浄土真宗は「南無阿弥陀仏」と念仏を唱えれば、極楽浄土に行くことが約束される「他力念仏」の宗教。蓮如によって浄土真宗は再興され、本願寺を本山として巨大教団に発展するのだが、その後本願寺派と大谷派に分かれ、本願寺派の本山が西本願寺であることから「お西」と呼ばれ、大谷派の本山が東本願寺であることから「お東」と呼ばれ、それが現在も続いている。
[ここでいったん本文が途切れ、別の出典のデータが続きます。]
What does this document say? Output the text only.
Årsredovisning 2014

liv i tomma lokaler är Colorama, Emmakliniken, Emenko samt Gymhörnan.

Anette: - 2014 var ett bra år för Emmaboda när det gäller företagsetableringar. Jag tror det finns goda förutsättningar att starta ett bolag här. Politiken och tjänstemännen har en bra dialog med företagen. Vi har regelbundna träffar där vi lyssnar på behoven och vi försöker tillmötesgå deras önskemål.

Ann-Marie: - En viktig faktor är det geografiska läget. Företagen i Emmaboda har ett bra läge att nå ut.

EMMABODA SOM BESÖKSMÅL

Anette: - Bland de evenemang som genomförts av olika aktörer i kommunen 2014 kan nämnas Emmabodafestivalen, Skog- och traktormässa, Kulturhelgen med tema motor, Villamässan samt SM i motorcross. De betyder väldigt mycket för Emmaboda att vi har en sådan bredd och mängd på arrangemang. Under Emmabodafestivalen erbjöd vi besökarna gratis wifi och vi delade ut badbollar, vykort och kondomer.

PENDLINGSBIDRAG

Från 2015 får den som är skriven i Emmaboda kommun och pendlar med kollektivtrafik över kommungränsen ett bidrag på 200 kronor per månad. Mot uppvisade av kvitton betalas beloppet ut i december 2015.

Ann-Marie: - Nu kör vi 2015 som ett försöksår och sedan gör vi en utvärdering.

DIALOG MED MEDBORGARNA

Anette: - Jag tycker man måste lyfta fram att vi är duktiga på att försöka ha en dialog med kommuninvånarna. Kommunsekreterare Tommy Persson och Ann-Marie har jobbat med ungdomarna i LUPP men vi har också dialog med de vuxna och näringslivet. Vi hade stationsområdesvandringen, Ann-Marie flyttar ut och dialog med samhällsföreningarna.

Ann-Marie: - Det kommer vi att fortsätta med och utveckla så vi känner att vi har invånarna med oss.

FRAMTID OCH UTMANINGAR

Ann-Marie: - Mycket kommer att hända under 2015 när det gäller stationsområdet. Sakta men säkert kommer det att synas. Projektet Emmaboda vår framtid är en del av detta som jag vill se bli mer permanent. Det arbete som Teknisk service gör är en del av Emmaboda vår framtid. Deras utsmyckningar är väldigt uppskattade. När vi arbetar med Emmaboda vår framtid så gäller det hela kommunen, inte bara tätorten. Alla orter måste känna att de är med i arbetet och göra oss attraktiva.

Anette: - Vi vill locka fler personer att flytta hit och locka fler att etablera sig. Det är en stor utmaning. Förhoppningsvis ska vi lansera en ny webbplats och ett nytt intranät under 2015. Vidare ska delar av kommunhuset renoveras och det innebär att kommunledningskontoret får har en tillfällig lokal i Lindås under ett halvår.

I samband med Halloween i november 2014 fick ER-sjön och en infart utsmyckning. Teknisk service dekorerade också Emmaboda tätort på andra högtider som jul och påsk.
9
本願寺は今から500年前の戦国時代には一つで、織田信長が石山本願寺を攻めた石山戦争を契機に二つに分かれた。当時の石山本願寺は難攻不落の砦で、信長は石山本願寺を10年以上攻め続けたが、結局石山本願寺を降伏させることができなかった。そこで、信長は和睦を求めるのだが、その時に本願寺内で信長と和睦するか、徹底的に戦うかで議論が分かれ、本願寺内が二派に分かれてしまう。当時の石山本願寺のトップは顕如(けんにょ)だったが、顕如と三男の准如(じゅんにょ)は和睦を主張し、長男の教如(きょうにょ)は徹底抗戦を主張し、互いに対立したのである。最終的には顕如が和睦を決め、石山本願寺を明け渡す。
顕如と教如の間に生まれた溝は埋まることがなく、顕如は浄土真宗のトップの座を長男の教如ではなく三男の准如に譲る。納得できないのは教如。その時の支配者は徳川家康に変わっていて、家康は浄土真宗の勢力を弱めようとして、不満を持つ教如に寺地を寄進して、東本願寺を別に建てさせたのである。その結果、本願寺は東と西に完全に分かれることになった。
曹洞宗と浄土真宗の分裂は随分と違う。曹洞宗と浄土真宗の分裂に対する対応も異なっている。分裂もそれへの対応も違うとはいえ、いずれもとても人間的なことだと感じるのは私だけではあるまい。